Le Yuan Qi Tao, la Voie du Souffle Primordial.
J'ai débuté les arts martiaux quand j'avais 12 ans en commençant par le Karaté Wad Ryu.
Très tôt attiré par la recherche "intérieure" et spirituelle, je me suis rapidement intérogé sur la pratique des arts martiaux.
A l'âge de 14 ans, je lisais et relisais le Tao Te King de Lao Tseu ainsi que des livres de Taisen Déschimaru. L'introspection et la méditation sont rapidement devenu des moments journalier incontournable de ma vie d'adolescent.
Je soupçonnais que la pratique des arts martiaux allait de père avec la pratique de la méditation voire avec un certain cheminement spirituel. Je ne comprenais pas pourquoi, la méditation était absente des cours de Karaté.Ou pourquoi ls grands maîtres e karaté parlaient de "Ki" ( Chi, prana ), c'est à dire d'energie interne alors que 'en France nous n'entions parler que de points et de victoires.
Je me demandais comment continuer à pratiquer jusqu'à un âge tres avancé un art martial tourné vers la discipline sportive et qui mettait le corps à rude épreuve. On ne compte plus les "grands champions" bléssés, et ésquintés, galvanisés de trophés mais ne se levant pas chaque matin sans une articulation douloureuse.
Je me demandais comment concilier une voie spirituelle et avec un arts où l'on frappe son prochain et où on construit sa renommée sur les défaites des autres.
Notre monde est une collection d'apparentes "victoires" construites sur les réelles défaites de nos prochains. Et avec ça nous reprochons aux grandes multinationales de bâtir leurs empires sur la tête de chacun de nous. En donnant des coups de pieds et des coups de poings je m'illusionnais sur "ma grandeur" éffémaire qui ne dépendait que de l'experience plus "faible" de celui qui encaissait.
Et pourtant, j'ai toujours su que l'art martial pouvait être un vrai chemin intérieur. Des textes anciens l'attestaient sans qu'on ne trouve dans les salles de sport un seul enseignant capable de transmettre un savoir aussi ancien, qu'immuable, naturel et porteur de sens.
Par la suite, au travers ma pratique du Kung Fu, j'ai rencontré homme qui d'une seule parole à conquis mon enthousiasme. L'entendre répondre "fais ce que tu sens" à un élève qui demandait comment parait une technique de son adverssaire m'ouvrait une fenêtre intérieure. Celle du "senti"...
Au coté de ce "guide", j'ai appris à écouter mon corps et à réagir à une attaque en fonction de mon "senti" et non plus sur la base de mouvements stéréotypés enseignés à renfort de répétitions et d'aller retour incéssants. Je gagnais en fluidité et en confiance. Je devenais mon propre maître gidé par un homme de sciences martiales et humaines. La nature devenait mon temple.

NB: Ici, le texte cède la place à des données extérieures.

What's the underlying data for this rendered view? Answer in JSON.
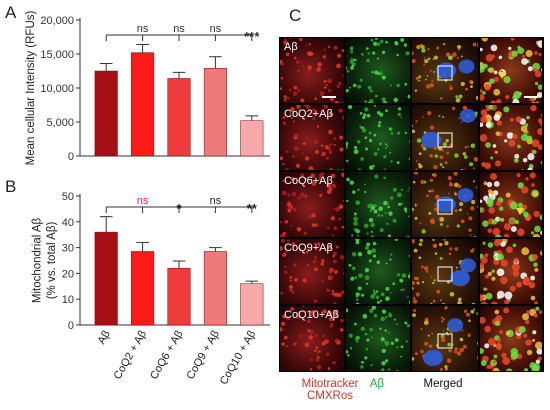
{
  "panels": {
    "A": "A",
    "B": "B",
    "C": "C"
  },
  "chart_data": [
    {
      "panel": "A",
      "type": "bar",
      "ylabel": "Mean cellular Intensity (RFUs)",
      "ylim": [
        0,
        20000
      ],
      "yticks": [
        0,
        5000,
        10000,
        15000,
        20000
      ],
      "ytick_labels": [
        "0",
        "5,000",
        "10,000",
        "15,000",
        "20,000"
      ],
      "categories": [
        "Aβ",
        "CoQ2 + Aβ",
        "CoQ6 + Aβ",
        "CoQ9 + Aβ",
        "CoQ10 + Aβ"
      ],
      "values": [
        12500,
        15200,
        11400,
        12900,
        5200
      ],
      "errors": [
        1100,
        1200,
        900,
        1700,
        700
      ],
      "significance": [
        "ns",
        "ns",
        "ns",
        "***"
      ],
      "colors": [
        "#a50f15",
        "#ff1a1a",
        "#ef3b3b",
        "#f07a7a",
        "#f7a8a8"
      ]
    },
    {
      "panel": "B",
      "type": "bar",
      "ylabel": "Mitochondrial Aβ (% vs. total Aβ)",
      "ylim": [
        0,
        50
      ],
      "yticks": [
        0,
        10,
        20,
        30,
        40,
        50
      ],
      "ytick_labels": [
        "0",
        "10",
        "20",
        "30",
        "40",
        "50"
      ],
      "categories": [
        "Aβ",
        "CoQ2 + Aβ",
        "CoQ6 + Aβ",
        "CoQ9 + Aβ",
        "CoQ10 + Aβ"
      ],
      "values": [
        36,
        28.5,
        22,
        28.5,
        16
      ],
      "errors": [
        6,
        3.5,
        2.8,
        1.5,
        1
      ],
      "significance": [
        "ns",
        "*",
        "ns",
        "**"
      ],
      "significance_colors": [
        "#e0245e",
        "#222222",
        "#222222",
        "#222222"
      ],
      "colors": [
        "#a50f15",
        "#ff1a1a",
        "#ef3b3b",
        "#f07a7a",
        "#f7a8a8"
      ]
    }
  ],
  "panel_c": {
    "rows": [
      "Aβ",
      "CoQ2+Aβ",
      "CoQ6+Aβ",
      "CoQ9+Aβ",
      "CoQ10+Aβ"
    ],
    "channels": [
      "Mitotracker CMXRos",
      "Aβ",
      "Merged"
    ],
    "legend": {
      "mito_line1": "Mitotracker",
      "mito_line2": "CMXRos",
      "abeta": "Aβ",
      "merged": "Merged"
    },
    "colors": {
      "mito": "#c0392b",
      "abeta": "#2ecc40",
      "merged": "#2f5bd3"
    }
  }
}
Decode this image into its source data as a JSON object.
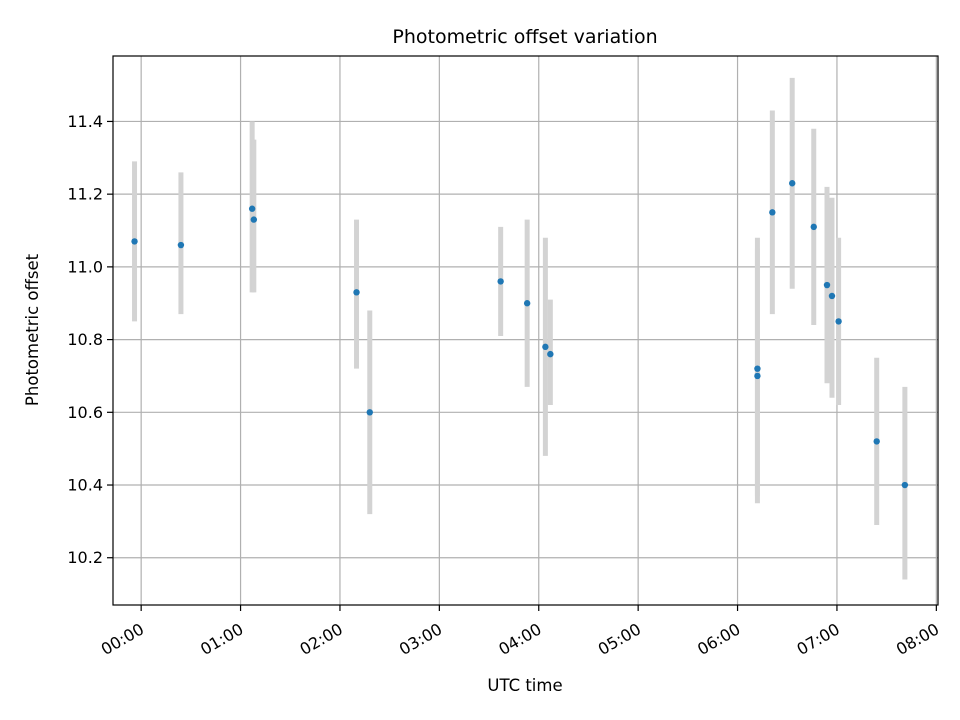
{
  "chart_data": {
    "type": "scatter",
    "title": "Photometric offset variation",
    "xlabel": "UTC time",
    "ylabel": "Photometric offset",
    "grid": true,
    "xlim": [
      "23:43",
      "08:01"
    ],
    "ylim": [
      10.07,
      11.58
    ],
    "x_ticks": [
      "00:00",
      "01:00",
      "02:00",
      "03:00",
      "04:00",
      "05:00",
      "06:00",
      "07:00",
      "08:00"
    ],
    "y_ticks": [
      "10.2",
      "10.4",
      "10.6",
      "10.8",
      "11.0",
      "11.2",
      "11.4"
    ],
    "colors": {
      "marker": "#1f77b4",
      "errorbar": "#d3d3d3",
      "grid": "#b0b0b0"
    },
    "points": [
      {
        "x": "23:56",
        "y": 11.07,
        "ylo": 10.85,
        "yhi": 11.29
      },
      {
        "x": "00:24",
        "y": 11.06,
        "ylo": 10.87,
        "yhi": 11.26
      },
      {
        "x": "01:07",
        "y": 11.16,
        "ylo": 10.93,
        "yhi": 11.4
      },
      {
        "x": "01:08",
        "y": 11.13,
        "ylo": 10.93,
        "yhi": 11.35
      },
      {
        "x": "02:10",
        "y": 10.93,
        "ylo": 10.72,
        "yhi": 11.13
      },
      {
        "x": "02:18",
        "y": 10.6,
        "ylo": 10.32,
        "yhi": 10.88
      },
      {
        "x": "03:37",
        "y": 10.96,
        "ylo": 10.81,
        "yhi": 11.11
      },
      {
        "x": "03:53",
        "y": 10.9,
        "ylo": 10.67,
        "yhi": 11.13
      },
      {
        "x": "04:04",
        "y": 10.78,
        "ylo": 10.48,
        "yhi": 11.08
      },
      {
        "x": "04:07",
        "y": 10.76,
        "ylo": 10.62,
        "yhi": 10.91
      },
      {
        "x": "06:12",
        "y": 10.72,
        "ylo": 10.37,
        "yhi": 11.08
      },
      {
        "x": "06:12",
        "y": 10.7,
        "ylo": 10.35,
        "yhi": 11.05
      },
      {
        "x": "06:21",
        "y": 11.15,
        "ylo": 10.87,
        "yhi": 11.43
      },
      {
        "x": "06:33",
        "y": 11.23,
        "ylo": 10.94,
        "yhi": 11.52
      },
      {
        "x": "06:46",
        "y": 11.11,
        "ylo": 10.84,
        "yhi": 11.38
      },
      {
        "x": "06:54",
        "y": 10.95,
        "ylo": 10.68,
        "yhi": 11.22
      },
      {
        "x": "06:57",
        "y": 10.92,
        "ylo": 10.64,
        "yhi": 11.19
      },
      {
        "x": "07:01",
        "y": 10.85,
        "ylo": 10.62,
        "yhi": 11.08
      },
      {
        "x": "07:24",
        "y": 10.52,
        "ylo": 10.29,
        "yhi": 10.75
      },
      {
        "x": "07:41",
        "y": 10.4,
        "ylo": 10.14,
        "yhi": 10.67
      }
    ]
  }
}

Ma rencontre avec Serge Mairet représente un pas de plus dans cette recherche intérieure.
Serge Mairet, vue de "l'exterieure" ne ressemble en rien à un artiste martial charismatique à la musculature de taureau ayant la souplesse d'un chat.
Il le dit lui même : "je n'ai aucun mérite". Son érudition dans le domaine des arts internes il la doit à ses rencontres extraordinaires dues à son métier de traducteur. Ayant traduit de grands classiques chinois comme le Tao Te King que je lisais dans ma quatorzième années, tout en pratiquant avec de véritables ( et tres discrets ) maîtres taoïstes, il se trouvait à la source du Qi Qong à la fois par les rencontres et par la lettre. Il n'a fait que pratiquer et appliquer.
Son enseignement surprend de prime abord. On ne joutte pas, on ne combat pas, on se met même pas en situation face à un attaquant... Non, on reste debout tel un rozeau et on voyage en esprit (Yi) pour forger un corps aussi agile qu'élastique, capable de répondre avec douceur et force sans haine ni esprit de combat. Son art et son enseignement appuyé par une pédagogie de pointe ressemble à un croisement entre ceux de Maître Ueshiba, ceux des maîtres Taoïstes et le savoir chamanique ancestral.
Et pourtant..., l'air de "rien", ce monsieur de presque 25 ans de plus que moi qui ne fait ni combats, ni pompes, ni flexions ou abdominaux, contrairement à moi, à réussis à dévier une de mes attaque sans que je ne rende compte de ses mouvements, et à rester immobile sans bouger d'un milimètre alors que j'essayais de le pousser quand il faisait une posture de Qi Qong.
Son enseignement contient des "secrets" de l'alchimie taoïste qu'il met à la porté de ceux qui se laissent traverser avec sincérité par la "voie", le Tao en se laissant emmener avec simplicité dans sa poésie de l'art.